The Business section is headed "E-Commerce is the hot new specialty." It shows a young man and a woman who plan to go into the dog business, happily playing with a couple of dogs. The caption reads "These e-commerce students plan to bring in $1.5 million the first year." Clearly, American higher education is going to the dogs.
The Law Section continues the -e theme. The heading reads "Grads with a cyberlaw background have a decided edge in the market". One looks in vain for the key words of traditional law, such as justice, impartiality and jury, but sure enough litigation is there.
Medicine is the noblest and most humane of the professions, but the section on Medicine is headlined "Your medical school may be suffering from ill health," and it goes on to lament "the sad state of the instructional facilities." Training in medicine is the most exacting, and I know excellent students who drop out because of the physical and nervous demands. There is something wrong in a society which harasses its young physicians. The Stanford Medical School seems to be the most unhappy on campus.

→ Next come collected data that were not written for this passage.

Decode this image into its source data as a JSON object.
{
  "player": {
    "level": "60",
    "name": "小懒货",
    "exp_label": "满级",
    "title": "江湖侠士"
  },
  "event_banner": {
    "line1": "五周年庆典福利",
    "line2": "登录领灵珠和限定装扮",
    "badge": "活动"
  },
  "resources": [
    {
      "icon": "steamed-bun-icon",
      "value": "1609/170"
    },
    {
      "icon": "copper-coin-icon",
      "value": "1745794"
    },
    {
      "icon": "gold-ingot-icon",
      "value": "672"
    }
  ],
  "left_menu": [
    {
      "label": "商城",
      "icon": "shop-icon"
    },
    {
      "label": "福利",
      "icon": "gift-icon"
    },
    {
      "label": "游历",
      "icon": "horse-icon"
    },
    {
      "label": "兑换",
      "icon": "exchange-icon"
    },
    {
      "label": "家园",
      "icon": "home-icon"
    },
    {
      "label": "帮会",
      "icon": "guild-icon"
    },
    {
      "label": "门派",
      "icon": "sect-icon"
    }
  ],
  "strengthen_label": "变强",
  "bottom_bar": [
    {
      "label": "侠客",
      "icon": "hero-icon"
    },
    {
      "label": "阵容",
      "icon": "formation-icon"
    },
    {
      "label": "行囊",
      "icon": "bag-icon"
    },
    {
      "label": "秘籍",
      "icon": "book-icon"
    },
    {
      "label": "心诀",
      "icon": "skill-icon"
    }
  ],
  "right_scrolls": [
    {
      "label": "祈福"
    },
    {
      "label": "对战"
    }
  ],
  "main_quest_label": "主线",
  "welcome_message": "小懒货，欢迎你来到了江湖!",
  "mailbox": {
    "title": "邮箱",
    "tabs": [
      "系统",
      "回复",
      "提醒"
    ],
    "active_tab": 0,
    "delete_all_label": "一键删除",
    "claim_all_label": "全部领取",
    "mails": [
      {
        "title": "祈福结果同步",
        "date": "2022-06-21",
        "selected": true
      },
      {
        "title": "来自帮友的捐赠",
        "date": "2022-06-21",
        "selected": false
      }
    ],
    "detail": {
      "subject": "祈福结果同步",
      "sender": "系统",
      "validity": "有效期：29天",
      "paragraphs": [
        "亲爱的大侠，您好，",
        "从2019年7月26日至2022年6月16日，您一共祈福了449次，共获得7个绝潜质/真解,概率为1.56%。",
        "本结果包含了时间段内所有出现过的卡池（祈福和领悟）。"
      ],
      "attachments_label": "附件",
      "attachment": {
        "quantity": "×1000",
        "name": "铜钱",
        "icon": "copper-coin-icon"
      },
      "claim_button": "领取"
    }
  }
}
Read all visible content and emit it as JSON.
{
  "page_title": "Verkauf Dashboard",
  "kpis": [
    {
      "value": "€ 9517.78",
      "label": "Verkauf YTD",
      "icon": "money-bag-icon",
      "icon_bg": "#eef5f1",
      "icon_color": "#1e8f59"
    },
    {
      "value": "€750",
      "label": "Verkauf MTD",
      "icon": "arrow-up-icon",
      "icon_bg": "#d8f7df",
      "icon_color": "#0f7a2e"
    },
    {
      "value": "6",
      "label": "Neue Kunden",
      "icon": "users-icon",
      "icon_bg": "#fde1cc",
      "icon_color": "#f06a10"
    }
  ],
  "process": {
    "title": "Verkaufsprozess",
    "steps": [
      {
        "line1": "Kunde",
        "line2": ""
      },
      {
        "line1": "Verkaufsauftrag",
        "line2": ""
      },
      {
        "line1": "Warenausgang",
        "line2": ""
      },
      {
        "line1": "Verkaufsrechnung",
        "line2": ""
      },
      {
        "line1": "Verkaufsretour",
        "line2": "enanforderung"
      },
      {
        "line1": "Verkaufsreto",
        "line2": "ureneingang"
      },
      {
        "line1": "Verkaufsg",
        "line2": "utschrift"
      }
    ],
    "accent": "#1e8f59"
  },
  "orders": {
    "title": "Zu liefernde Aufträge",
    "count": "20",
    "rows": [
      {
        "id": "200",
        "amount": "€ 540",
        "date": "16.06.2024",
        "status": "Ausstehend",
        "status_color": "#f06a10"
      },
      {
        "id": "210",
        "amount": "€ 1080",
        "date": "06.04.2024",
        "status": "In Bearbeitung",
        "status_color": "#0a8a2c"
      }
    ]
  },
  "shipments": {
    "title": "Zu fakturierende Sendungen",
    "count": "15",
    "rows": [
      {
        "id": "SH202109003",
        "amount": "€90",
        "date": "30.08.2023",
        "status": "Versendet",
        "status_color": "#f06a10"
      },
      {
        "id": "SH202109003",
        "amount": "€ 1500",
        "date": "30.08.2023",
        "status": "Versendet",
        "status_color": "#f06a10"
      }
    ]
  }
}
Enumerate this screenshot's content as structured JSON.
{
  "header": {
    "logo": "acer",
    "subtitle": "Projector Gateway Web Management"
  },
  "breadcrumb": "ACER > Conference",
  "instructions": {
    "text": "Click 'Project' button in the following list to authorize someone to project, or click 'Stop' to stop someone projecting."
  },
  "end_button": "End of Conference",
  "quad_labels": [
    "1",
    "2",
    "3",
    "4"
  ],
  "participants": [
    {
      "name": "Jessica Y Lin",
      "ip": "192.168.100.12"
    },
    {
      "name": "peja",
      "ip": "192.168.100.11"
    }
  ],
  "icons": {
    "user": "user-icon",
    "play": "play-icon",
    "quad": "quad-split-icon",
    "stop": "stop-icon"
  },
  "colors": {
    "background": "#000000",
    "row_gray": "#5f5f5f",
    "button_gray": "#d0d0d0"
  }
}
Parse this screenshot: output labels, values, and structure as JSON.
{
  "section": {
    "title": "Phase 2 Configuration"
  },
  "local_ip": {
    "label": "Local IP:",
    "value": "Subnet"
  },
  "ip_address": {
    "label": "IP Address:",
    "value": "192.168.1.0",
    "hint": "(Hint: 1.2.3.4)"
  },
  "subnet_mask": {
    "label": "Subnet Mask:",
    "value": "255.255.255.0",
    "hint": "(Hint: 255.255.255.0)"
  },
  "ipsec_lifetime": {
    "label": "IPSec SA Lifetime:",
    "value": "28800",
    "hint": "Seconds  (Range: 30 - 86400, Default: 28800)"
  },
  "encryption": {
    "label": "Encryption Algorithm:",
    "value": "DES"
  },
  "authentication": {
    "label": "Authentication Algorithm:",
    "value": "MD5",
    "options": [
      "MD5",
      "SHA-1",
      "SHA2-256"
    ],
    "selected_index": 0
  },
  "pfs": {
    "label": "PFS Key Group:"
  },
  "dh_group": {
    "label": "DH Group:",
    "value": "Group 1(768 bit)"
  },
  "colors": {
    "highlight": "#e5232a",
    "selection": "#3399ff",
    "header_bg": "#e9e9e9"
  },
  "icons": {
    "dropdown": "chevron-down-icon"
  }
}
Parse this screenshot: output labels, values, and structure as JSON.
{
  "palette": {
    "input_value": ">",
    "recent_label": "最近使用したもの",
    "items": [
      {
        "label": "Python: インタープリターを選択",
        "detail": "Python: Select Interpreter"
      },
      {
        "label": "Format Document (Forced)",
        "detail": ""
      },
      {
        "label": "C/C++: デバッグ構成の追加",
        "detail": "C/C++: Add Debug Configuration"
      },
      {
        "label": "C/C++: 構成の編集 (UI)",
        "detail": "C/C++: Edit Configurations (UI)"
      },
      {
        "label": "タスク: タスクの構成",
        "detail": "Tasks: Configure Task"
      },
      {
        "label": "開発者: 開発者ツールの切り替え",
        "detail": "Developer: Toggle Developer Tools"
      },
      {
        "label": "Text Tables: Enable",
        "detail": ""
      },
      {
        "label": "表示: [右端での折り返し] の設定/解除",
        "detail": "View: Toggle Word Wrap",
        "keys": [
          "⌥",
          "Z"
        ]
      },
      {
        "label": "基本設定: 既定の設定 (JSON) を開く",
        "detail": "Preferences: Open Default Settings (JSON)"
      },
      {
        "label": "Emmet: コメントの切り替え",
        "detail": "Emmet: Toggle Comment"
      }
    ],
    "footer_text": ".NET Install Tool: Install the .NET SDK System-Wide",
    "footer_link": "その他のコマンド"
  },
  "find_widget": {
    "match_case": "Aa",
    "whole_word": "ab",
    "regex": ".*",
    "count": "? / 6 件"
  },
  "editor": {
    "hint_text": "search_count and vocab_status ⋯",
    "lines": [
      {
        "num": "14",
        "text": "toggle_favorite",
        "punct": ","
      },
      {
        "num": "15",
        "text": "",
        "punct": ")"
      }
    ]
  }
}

The section on Engineering has a headline about "a new breed of engineer--one with management savvy. Back to business. However, in the old days engineers were proud of the fact that they were roughnecks. This article is illustrated with a picture of seven Stanford students showing reverse discrimination: Two women in front, the first an oriental with a Home Depot pouch on her belt, the other with a QML pouch (never heard of that company). The men, one or two of them colored, are further back, still smiling but less toothily. The caption warms the heart. "Stanford engineering students join forces to build low-cost housing on a Habitat for Humanity site in Redwood City." Our goal is to show them their talents can be used in community service." The two girls are carrying a plank; the men appear to be goofing off. The women seem to have more joie de vivre. Another encouraging note is the stress on engineering in the service of medicine. Alumni are coming back to help in these projects. The article ends with a remark by Professor Boyd Paulson :"This will do more to alter the public's view of engineers than any changes in the university classrooms:" The whole survey could have included a study of the public perception of the professions.
The final section, on Education, illustrates this. When I first came to the United States, Schools of Education were despised by the rest of the faculty (just as later the "soft sciences" were by the "hard" scientists), This was a stupid article, since the future of the nation depends on its children, thus on its educational system. Whether the widespread criticisms of the education unions are justified I do not know, but non-university teachers in general are poorly paid and are now subjected to intolerable harassment from pupils. Nevertheless the profession still attracts people. The heading reads "The ranks of teachers are swelling with former pilots, lobbyists, and lawyers."
WAISers will be struck by the absence in this survey of references to the outside world and to international affairs. Nor is there are survey of Earth Sciences, which tend to have international interests. Nor is there a section on agriculture schools, presumably because the big bucks there are animals, not greenbacks. Finally, America has a remarkable collection of divinity schools, broadly humanistic rather than sectarian. Not a trace of them in this survey. "Where your treasure is, there will your heart be also." Alan Greenspan could have said this, but he didn't. Despite all this, we should be grateful for this professional survey.